Room: Track 1
Purpose: Due to the distinct radiosensitivity of proliferating hematopoietic stem cells in active bone marrow, identifying and sparing active marrow may significantly improve radiotherapy treatment. ¹8F-fluoro-l-deoxythymidine positron emission tomography (FLT-PET) differentiates active marrow from fatty marrow. However, FLT-PET is not FDA approved and cannot be used repeatedly for image-guided radiotherapy. We propose a multi-material decomposition (MMD) framework to perform bone marrow decomposition using only dual-energy CT (DECT) images.

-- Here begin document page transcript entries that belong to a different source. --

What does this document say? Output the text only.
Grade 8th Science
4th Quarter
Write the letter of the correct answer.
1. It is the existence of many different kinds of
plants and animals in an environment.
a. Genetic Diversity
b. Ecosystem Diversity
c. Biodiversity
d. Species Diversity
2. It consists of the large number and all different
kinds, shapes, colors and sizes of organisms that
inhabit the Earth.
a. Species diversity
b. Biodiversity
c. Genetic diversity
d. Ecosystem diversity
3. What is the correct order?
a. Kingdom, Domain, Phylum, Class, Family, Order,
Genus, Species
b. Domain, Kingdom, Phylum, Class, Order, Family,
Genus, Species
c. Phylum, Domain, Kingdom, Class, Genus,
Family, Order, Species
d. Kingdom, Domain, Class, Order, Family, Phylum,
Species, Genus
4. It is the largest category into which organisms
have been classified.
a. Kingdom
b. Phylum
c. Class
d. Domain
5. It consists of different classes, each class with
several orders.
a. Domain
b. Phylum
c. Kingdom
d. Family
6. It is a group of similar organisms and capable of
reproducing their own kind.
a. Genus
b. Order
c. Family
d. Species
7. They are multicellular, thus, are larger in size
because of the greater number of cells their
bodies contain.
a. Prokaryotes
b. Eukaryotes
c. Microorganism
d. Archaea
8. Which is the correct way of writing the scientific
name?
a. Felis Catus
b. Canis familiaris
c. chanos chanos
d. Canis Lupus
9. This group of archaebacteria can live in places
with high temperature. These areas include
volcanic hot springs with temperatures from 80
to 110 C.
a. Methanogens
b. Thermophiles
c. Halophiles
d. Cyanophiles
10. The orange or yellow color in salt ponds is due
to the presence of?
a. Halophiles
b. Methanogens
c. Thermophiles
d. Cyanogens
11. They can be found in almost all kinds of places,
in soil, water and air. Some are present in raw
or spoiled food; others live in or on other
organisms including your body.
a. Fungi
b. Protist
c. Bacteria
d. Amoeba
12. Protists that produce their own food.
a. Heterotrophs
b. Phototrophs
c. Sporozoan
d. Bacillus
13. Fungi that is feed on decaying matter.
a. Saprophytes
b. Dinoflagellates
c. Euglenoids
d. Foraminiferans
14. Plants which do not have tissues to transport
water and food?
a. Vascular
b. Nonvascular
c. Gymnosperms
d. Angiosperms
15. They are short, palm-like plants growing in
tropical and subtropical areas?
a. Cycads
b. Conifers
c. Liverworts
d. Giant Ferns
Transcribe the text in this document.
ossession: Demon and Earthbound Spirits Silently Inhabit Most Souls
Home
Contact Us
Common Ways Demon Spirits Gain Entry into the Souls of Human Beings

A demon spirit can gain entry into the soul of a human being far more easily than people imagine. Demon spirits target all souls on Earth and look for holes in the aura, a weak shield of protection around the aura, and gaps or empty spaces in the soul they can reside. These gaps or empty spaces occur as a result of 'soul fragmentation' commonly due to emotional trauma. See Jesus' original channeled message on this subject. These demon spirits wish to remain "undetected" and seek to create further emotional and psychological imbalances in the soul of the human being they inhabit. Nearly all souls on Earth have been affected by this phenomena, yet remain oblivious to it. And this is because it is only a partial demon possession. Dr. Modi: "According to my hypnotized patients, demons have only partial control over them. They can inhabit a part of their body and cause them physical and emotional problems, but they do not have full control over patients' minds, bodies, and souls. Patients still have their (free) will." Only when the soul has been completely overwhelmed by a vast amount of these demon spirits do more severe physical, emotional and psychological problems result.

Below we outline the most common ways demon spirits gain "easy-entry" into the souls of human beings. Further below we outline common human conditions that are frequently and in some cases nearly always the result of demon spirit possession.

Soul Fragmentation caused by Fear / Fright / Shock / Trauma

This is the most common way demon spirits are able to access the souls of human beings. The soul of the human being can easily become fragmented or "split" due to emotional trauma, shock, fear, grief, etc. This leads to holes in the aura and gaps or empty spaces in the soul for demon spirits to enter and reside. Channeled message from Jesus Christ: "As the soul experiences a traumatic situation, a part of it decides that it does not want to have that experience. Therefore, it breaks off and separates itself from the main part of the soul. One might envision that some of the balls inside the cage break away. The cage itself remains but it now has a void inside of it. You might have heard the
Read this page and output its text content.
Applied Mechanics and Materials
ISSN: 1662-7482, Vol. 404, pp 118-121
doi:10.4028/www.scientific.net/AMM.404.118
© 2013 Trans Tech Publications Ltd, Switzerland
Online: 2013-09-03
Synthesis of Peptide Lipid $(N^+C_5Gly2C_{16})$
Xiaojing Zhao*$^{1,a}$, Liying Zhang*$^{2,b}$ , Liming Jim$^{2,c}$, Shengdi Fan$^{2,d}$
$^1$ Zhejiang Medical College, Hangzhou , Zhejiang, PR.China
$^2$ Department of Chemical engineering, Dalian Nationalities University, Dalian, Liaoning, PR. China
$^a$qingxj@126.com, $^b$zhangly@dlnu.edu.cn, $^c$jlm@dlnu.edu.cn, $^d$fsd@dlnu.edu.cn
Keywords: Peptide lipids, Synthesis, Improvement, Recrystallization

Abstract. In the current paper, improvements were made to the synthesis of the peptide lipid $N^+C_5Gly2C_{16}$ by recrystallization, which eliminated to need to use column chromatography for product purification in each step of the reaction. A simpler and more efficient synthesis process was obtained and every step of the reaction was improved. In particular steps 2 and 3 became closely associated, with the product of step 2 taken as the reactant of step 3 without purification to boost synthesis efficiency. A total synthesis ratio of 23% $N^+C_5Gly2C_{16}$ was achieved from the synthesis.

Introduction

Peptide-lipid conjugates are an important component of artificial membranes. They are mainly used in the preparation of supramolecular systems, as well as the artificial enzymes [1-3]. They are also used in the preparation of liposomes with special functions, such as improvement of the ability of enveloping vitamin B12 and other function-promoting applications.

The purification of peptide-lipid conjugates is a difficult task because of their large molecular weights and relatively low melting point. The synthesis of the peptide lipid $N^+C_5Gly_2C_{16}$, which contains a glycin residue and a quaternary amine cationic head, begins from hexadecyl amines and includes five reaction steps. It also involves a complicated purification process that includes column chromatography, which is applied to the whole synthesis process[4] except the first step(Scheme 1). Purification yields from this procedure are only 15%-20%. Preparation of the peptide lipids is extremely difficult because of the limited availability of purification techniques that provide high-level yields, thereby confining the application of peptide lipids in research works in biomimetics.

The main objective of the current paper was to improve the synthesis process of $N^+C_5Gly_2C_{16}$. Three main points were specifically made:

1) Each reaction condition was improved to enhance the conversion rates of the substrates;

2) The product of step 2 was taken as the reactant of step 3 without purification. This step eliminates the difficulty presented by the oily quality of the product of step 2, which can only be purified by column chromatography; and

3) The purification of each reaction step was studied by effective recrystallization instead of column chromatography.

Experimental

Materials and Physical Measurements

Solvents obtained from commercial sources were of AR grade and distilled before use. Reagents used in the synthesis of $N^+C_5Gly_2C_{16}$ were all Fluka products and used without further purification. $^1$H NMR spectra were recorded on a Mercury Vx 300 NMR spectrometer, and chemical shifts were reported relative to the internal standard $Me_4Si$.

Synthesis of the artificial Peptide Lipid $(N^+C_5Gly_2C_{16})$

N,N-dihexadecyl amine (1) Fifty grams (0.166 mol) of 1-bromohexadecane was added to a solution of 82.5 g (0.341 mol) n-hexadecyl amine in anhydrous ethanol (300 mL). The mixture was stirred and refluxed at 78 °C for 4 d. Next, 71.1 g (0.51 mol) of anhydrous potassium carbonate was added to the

Methods: The proposed MMD was formulated as an optimization problem including a quadratic data fidelity term, along with an isotropic total variation term to regulate image smoothness, and a non-convex penalty function to promote sparsity in the decomposition domain. The mass and volume conservation rule were formulated as the probability simplex constraint. The DE ratio of calcium was included in the data fidelity term to separate calcium in the marrow. The optimization problem was solved using an accelerated primal-dual splitting approach with line search for non-convex problems. The volume fraction of active marrow was evaluated using the proposed DECT decomposition method on a swine dataset and was compared with FLT-PET/MR and water-fat MRI scans of the same animal.
Results: The proposed algorithm decomposed bone marrow into active marrow, fatty marrow, and calcium. The volume fractions of active marrow computed from DECT accord with that of PET, with vertebrae and sacrum ala having most active marrow and femur having most fatty marrow. The volume fraction of active marrow evaluated from [MRI, DECT, PET] are [0.20, 0.04, 0.05], [0.16,0.14,0.17], [0.51, 0.78, 0.54], and [0.51, 0.85, 0.36] for femur, ilium, sacrum ala, and vertebrae, respectively. The correlation is 0.90 between PET and MR, and 0.92 between PET and DECT.
Conclusion: The proposed bone marrow decomposition method on DECT images identifies active bone marrow that is consistent with the FLT-PET and water-fat MRI.
Funding Support, Disclosures, and Conflict of Interest: This work is supported by NIH Grants Nos. R01CA188300, R43CA183390, and R44CA183390, and DOE Grants Nos. DE-SC0017057 and DE-SC0017687.